La musica classica, si sa, è ostica per definizione. Rintanata negli angoli più bui e meno ventilati dei negozi di dischi, confinata in casa fra i vinili polverosi che il nonno ci ha lasciato in eredità, è quanto di meno appetibile il mercato possa proporre ai giovani, specialmente a quelli con tre «gggì». Per non parlare della classica contemporanea, saccheggiata dal cinema (nell’INLAND EMPIRE di Lynch, Penderecki ha defenestrato il fido Angelo Badalamenti) che ne coglie solo il lato inquietante, esoterico, rumoristico, «d’atmosfera». Sai che noia.
Mentre in piena estate impazza il Festivalbar, a rigor di logica nessuno si metterebbe ad ascoltare Boulez, Varèse o le quadrifonie di Stockhausen. E se anche esistesse un simile ascoltatore, soltanto un colpo di caldo, con il conseguente sopraggiungere di demenza senile anche in età non sospetta, lo porterebbe ad ancheggiare e scuotere i glutei al suono stridente dei suddetti compositori.
Chi compie questo ragionamento e lo ritiene fondato, evidentemente non conosce il nuovo album (o meglio, la nuova «operazione») dei Batisto Coco, capitani coraggiosi della musica latino-veneziana. Basato, udite udite, proprio su pezzi di classica contemporanea e non, Acqua alta è un disco salsa accattivante, ironico, sferzante, con qualche stilla di veleno da spruzzare qua e là, ma mai a caso.
Come scrive Robert Piencikowski nell’introduzione al disco, i Batisto Coco «si cimentano col genere secolare della parodia, in gran voga a Venezia nei secoli XVII e XVIII, in seguito alla commercializzazione del melodramma». Una tradizione tutta veneziana, insomma, per ribadire ancora una volta l’appartenenza alla città lagunare (e a tutti gli effetti, anche per i temi trattati, questo sembra essere l’album più «veneziano» dei Batisto) con un obiettivo di respiro internazionale: costruire un disco a partire da opere di Cage, Varése, Milhaud e Debussy significa cogliere in patria i frutti nati da radici sparse in giro per il mondo.
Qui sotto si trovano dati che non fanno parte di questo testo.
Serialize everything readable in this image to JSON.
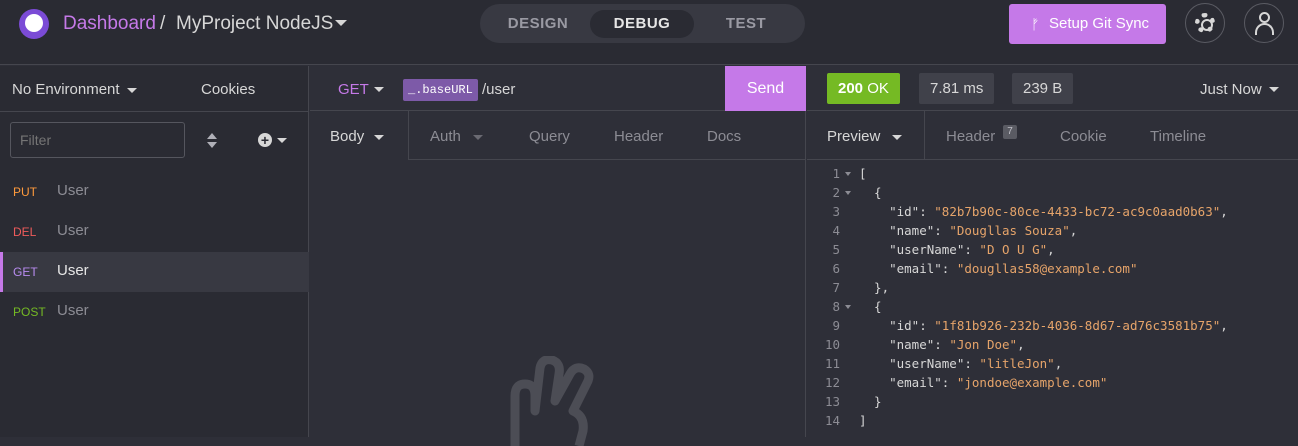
{
  "topbar": {
    "breadcrumb_root": "Dashboard",
    "breadcrumb_sep": "/",
    "project_name": "MyProject NodeJS",
    "modes": [
      "DESIGN",
      "DEBUG",
      "TEST"
    ],
    "active_mode": "DEBUG",
    "git_sync_label": "Setup Git Sync",
    "accent_color": "#c579e8"
  },
  "sidebar": {
    "environment": "No Environment",
    "cookies_label": "Cookies",
    "filter_placeholder": "Filter",
    "requests": [
      {
        "method": "PUT",
        "name": "User",
        "color": "#ff9a3c"
      },
      {
        "method": "DEL",
        "name": "User",
        "color": "#ef5b5b"
      },
      {
        "method": "GET",
        "name": "User",
        "color": "#b88cf0",
        "active": true
      },
      {
        "method": "POST",
        "name": "User",
        "color": "#75ba24"
      }
    ]
  },
  "request": {
    "method": "GET",
    "base_url_tag": "_.baseURL",
    "path": "/user",
    "send_label": "Send",
    "tabs": [
      "Body",
      "Auth",
      "Query",
      "Header",
      "Docs"
    ],
    "active_tab": "Body"
  },
  "response": {
    "status_code": "200",
    "status_text": "OK",
    "time": "7.81 ms",
    "size": "239 B",
    "when": "Just Now",
    "tabs": [
      "Preview",
      "Header",
      "Cookie",
      "Timeline"
    ],
    "active_tab": "Preview",
    "header_count": "7",
    "body_lines": [
      {
        "n": "1",
        "fold": true,
        "text": "["
      },
      {
        "n": "2",
        "fold": true,
        "text": "  {"
      },
      {
        "n": "3",
        "key": "    \"id\"",
        "value": "\"82b7b90c-80ce-4433-bc72-ac9c0aad0b63\"",
        "tail": ","
      },
      {
        "n": "4",
        "key": "    \"name\"",
        "value": "\"Dougllas Souza\"",
        "tail": ","
      },
      {
        "n": "5",
        "key": "    \"userName\"",
        "value": "\"D O U G\"",
        "tail": ","
      },
      {
        "n": "6",
        "key": "    \"email\"",
        "value": "\"dougllas58@example.com\"",
        "tail": ""
      },
      {
        "n": "7",
        "text": "  },"
      },
      {
        "n": "8",
        "fold": true,
        "text": "  {"
      },
      {
        "n": "9",
        "key": "    \"id\"",
        "value": "\"1f81b926-232b-4036-8d67-ad76c3581b75\"",
        "tail": ","
      },
      {
        "n": "10",
        "key": "    \"name\"",
        "value": "\"Jon Doe\"",
        "tail": ","
      },
      {
        "n": "11",
        "key": "    \"userName\"",
        "value": "\"litleJon\"",
        "tail": ","
      },
      {
        "n": "12",
        "key": "    \"email\"",
        "value": "\"jondoe@example.com\"",
        "tail": ""
      },
      {
        "n": "13",
        "text": "  }"
      },
      {
        "n": "14",
        "text": "]"
      }
    ]
  }
}
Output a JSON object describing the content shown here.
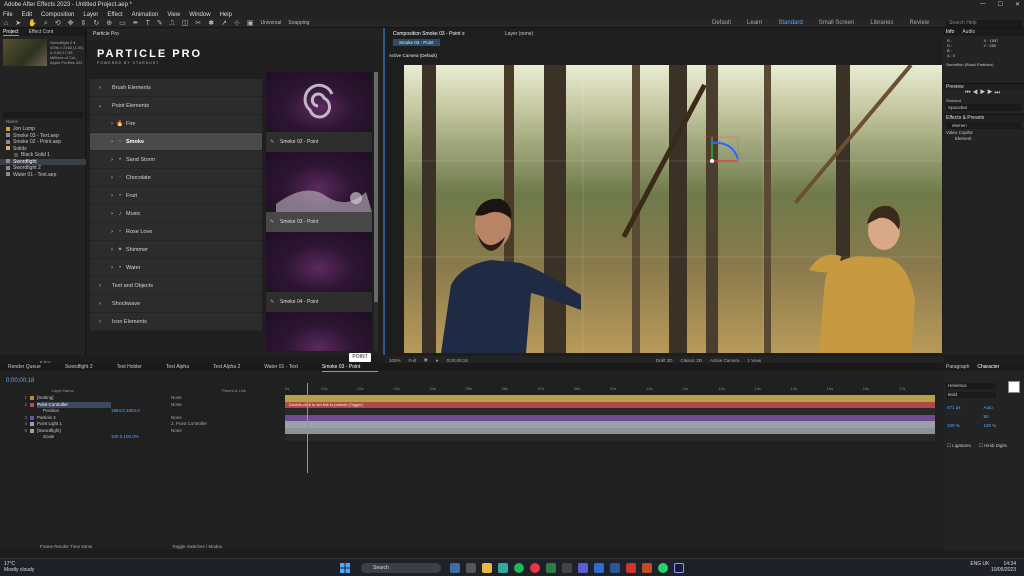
{
  "titlebar": {
    "title": "Adobe After Effects 2023 - Untitled Project.aep *"
  },
  "menu": [
    "File",
    "Edit",
    "Composition",
    "Layer",
    "Effect",
    "Animation",
    "View",
    "Window",
    "Help"
  ],
  "toolbar": {
    "universal": "Universal",
    "snapping": "Snapping"
  },
  "workspaces": [
    "Default",
    "Learn",
    "Standard",
    "Small Screen",
    "Libraries",
    "Review"
  ],
  "workspace_active": "Standard",
  "help_search": {
    "placeholder": "Search Help"
  },
  "project": {
    "tabs": [
      "Project",
      "Effect Cont"
    ],
    "info_lines": [
      "Swordfight 2 ▾",
      "4096 x 2160 (1.00)",
      "Δ 0;00;17;38",
      "Millions of Col...",
      "Apple ProRes 422"
    ],
    "header": "Name",
    "items": [
      {
        "name": "Jon Lump",
        "color": "#c9a04a"
      },
      {
        "name": "Smoke 03 - Text.aep",
        "color": "#8a8a8a"
      },
      {
        "name": "Smoke 02 - Point.aep",
        "color": "#8a8a8a"
      },
      {
        "name": "Solids",
        "color": "#d3b25a"
      },
      {
        "name": "Black Solid 1",
        "color": "#555555"
      },
      {
        "name": "Swordfight",
        "color": "#8a8a8a"
      },
      {
        "name": "Swordfight 2",
        "color": "#8a8a8a"
      },
      {
        "name": "Water 01 - Text.aep",
        "color": "#8a8a8a"
      }
    ],
    "footer": "8 bpc"
  },
  "particle": {
    "header": "Particle Pro",
    "logo": "PARTICLE PRO",
    "logo_sub": "POWERED BY STARDUST",
    "categories": [
      {
        "label": "Brush Elements",
        "indent": 0,
        "chev": "›",
        "icon": ""
      },
      {
        "label": "Point Elements",
        "indent": 0,
        "chev": "⌄",
        "icon": ""
      },
      {
        "label": "Fire",
        "indent": 1,
        "chev": "›",
        "icon": "🔥"
      },
      {
        "label": "Smoke",
        "indent": 1,
        "chev": "›",
        "icon": "~",
        "selected": true
      },
      {
        "label": "Sand Storm",
        "indent": 1,
        "chev": "›",
        "icon": "•"
      },
      {
        "label": "Chocolate",
        "indent": 1,
        "chev": "›",
        "icon": "•"
      },
      {
        "label": "Fruit",
        "indent": 1,
        "chev": "›",
        "icon": "•"
      },
      {
        "label": "Music",
        "indent": 1,
        "chev": "›",
        "icon": "♪"
      },
      {
        "label": "Rose Love",
        "indent": 1,
        "chev": "›",
        "icon": "•"
      },
      {
        "label": "Shimmer",
        "indent": 1,
        "chev": "›",
        "icon": "✦"
      },
      {
        "label": "Water",
        "indent": 1,
        "chev": "›",
        "icon": "•"
      },
      {
        "label": "Text and Objects",
        "indent": 0,
        "chev": "›",
        "icon": ""
      },
      {
        "label": "Shockwave",
        "indent": 0,
        "chev": "›",
        "icon": ""
      },
      {
        "label": "Icon Elements",
        "indent": 0,
        "chev": "›",
        "icon": ""
      }
    ],
    "presets": [
      {
        "label": "Smoke 02 - Point",
        "selected": false
      },
      {
        "label": "Smoke 03 - Point",
        "selected": true
      },
      {
        "label": "Smoke 04 - Point",
        "selected": false
      },
      {
        "label": "",
        "selected": false
      }
    ],
    "point_button": "POINT"
  },
  "comp": {
    "tabs": [
      "Composition Smoke 03 - Point ≡",
      "Layer (none)"
    ],
    "sub_tab": "Smoke 03 - Point",
    "camera": "Active Camera (Default)",
    "controls": [
      "100%",
      "Full",
      "0;00;00;18",
      "Draft 3D",
      "Classic 3D",
      "Active Camera",
      "1 View"
    ]
  },
  "right": {
    "tabs": [
      "Info",
      "Audio"
    ],
    "info": [
      "R :",
      "G :",
      "B :",
      "A : 0",
      "X : 1557",
      "Y : 280"
    ],
    "solid_line": "Swordfish (Black Particles)",
    "preview": "Preview",
    "shortcut_label": "Shortcut",
    "shortcut_value": "Spacebar",
    "effects_header": "Effects & Presets",
    "effects_search": "elemen",
    "effects_items": [
      "Video Copilot",
      "Element"
    ]
  },
  "timeline": {
    "tabs": [
      "Render Queue",
      "Swordfight 2",
      "Text Holder",
      "Text Alpha",
      "Text Alpha 2",
      "Water 01 - Text",
      "Smoke 03 - Point"
    ],
    "active_tab": "Smoke 03 - Point",
    "timecode": "0;00;00;18",
    "ruler": [
      "0s",
      "01s",
      "02s",
      "03s",
      "04s",
      "05s",
      "06s",
      "07s",
      "08s",
      "09s",
      "10s",
      "11s",
      "12s",
      "13s",
      "14s",
      "15s",
      "16s",
      "17s"
    ],
    "columns": {
      "name": "Layer Name",
      "parent": "Parent & Link"
    },
    "layers": [
      {
        "num": "1",
        "name": "[Setting]",
        "parent": "None",
        "color": "#b38a3c"
      },
      {
        "num": "2",
        "name": "Point Controller",
        "parent": "None",
        "color": "#c24a4a",
        "selected": true
      },
      {
        "num": "",
        "name": "Position",
        "parent": "",
        "color": "#202020",
        "value": "1894.0,1854.0"
      },
      {
        "num": "3",
        "name": "Particle 2",
        "parent": "None",
        "color": "#7a4aa0"
      },
      {
        "num": "4",
        "name": "Point Light 1",
        "parent": "2. Point Controller",
        "color": "#a0a0a0"
      },
      {
        "num": "5",
        "name": "[Swordfight]",
        "parent": "None",
        "color": "#a0a0a0"
      },
      {
        "num": "",
        "name": "Scale",
        "parent": "",
        "color": "#202020",
        "value": "100.0,100.0%"
      }
    ],
    "bar_note": "Double-click to set link to particle (Toggle)",
    "footer": [
      "Frame Render Time 84ms",
      "Toggle Switches / Modes"
    ]
  },
  "character": {
    "tabs": [
      "Paragraph",
      "Character"
    ],
    "font": "Helvetica",
    "style": "Bold",
    "size": "471 px",
    "leading": "Auto",
    "tracking": "50",
    "scale_v": "100 %",
    "scale_h": "100 %",
    "options": [
      "Ligatures",
      "Hindi Digits"
    ]
  },
  "taskbar": {
    "weather_temp": "17°C",
    "weather_desc": "Mostly cloudy",
    "search": "Search",
    "lang": "ENG UK",
    "time": "14:34",
    "date": "10/05/2023"
  }
}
Il tutto allo scopo di ribadire, fra un controtempo e l’altro, un concetto fondamentale: la Venezia «crocevia di culture» si trova oggi essa stessa al crocevia, e completamente svuotata di cultura.
Lo cantavano anni fa anche i Pitura Freska (e speriamo che i Batisto gradiscano l’accostamento: coi paragoni fra autoctoni è meglio non scherzare): «Col modeo capitaista / femo i schei sora el turista / ma cussì sensa cultura / me sa tanto che no la dura» (Ridicoli). Si legge dunque in Acqua alta, senza nemmeno sforzarsi di andare a scrutare tra le righe, un’urgenza, una vera e propria emergenza: alzare il tiro, giocarsi tutto sulle cose importanti, rischiare vita e carriera per amore dell’arte, della musica, della città. Compito dell’artista, dunque, non è tanto ritrovare o riscoprire la cultura veneziana, quanto reimpiantare la cultura a Venezia. Perché la città lagunare, elitaria, esosa, svenduta ai Cinesi, priva di cinema e abitata da «peoci refai» (intraducibile: il «peocio» è la tipica figura del veneziano povero che vive di espedienti, il verbo «refarse» significa darsi una scossa, farsi una posizione), sta vendendo l’anima al diavolo, e attuando il paradosso culturale per cui «l’artista no guadagna» e «chi no lavora magna» (Belzebù).
Il titolo del disco riassume l’anima del discorso «politico» dei Batisto Coco: il fenomeno dell’acqua alta, che è fonte di cartolinesca meraviglia ed attira milioni di turisti da spennare, nella realtà contribuisce a far sprofondare Venezia, città indecisa fra l’essere (e il sopravvivere) e l’apparire («Lo femo o no lo femo ‘sto Mose benedeto? / Mi no che no speto che la me riva soto el leto!», cantano in Ghe xe tuti che dise, e al di là delle opinioni sui metodi di contenimento delle maree, la metafora è azzeccatissima).
Altrove, dove l’anima del disco si alleggerisce, esplode la parodia evocata da Piencikowski: Strawinksy fa i conti con l’impotenza ne El viagra de la Primavera; Darius Milhaud si ritrova letteralmente tradotto nella travolgente Na vaca sora i copi; il tema della Gymnopedie n.1 di Satie emerge fra le rime struggenti di Barena; Schönberg offre l’assist per l’onirica Omar rumba dedicata, così come l’intero album, allo scomparso Omar Caenazzo; e ancora Golliwogg’s cake-walk di Debussy diventa un mambo, e tutti i parodiati, ai quali vanno aggiunti John Cage, Boulez e Varèse, si ritrovano citati in un gioco di omaggi nell’originale Who?. Chiude il disco Salsa mudanda, ed è evasione totale, musica popolare. In fondo, chiunque si merita una fuga momentanea dai problemi del mondo: basta una passeggiata in spiaggia, «mudande soto ‘l scagio». Strepitoso.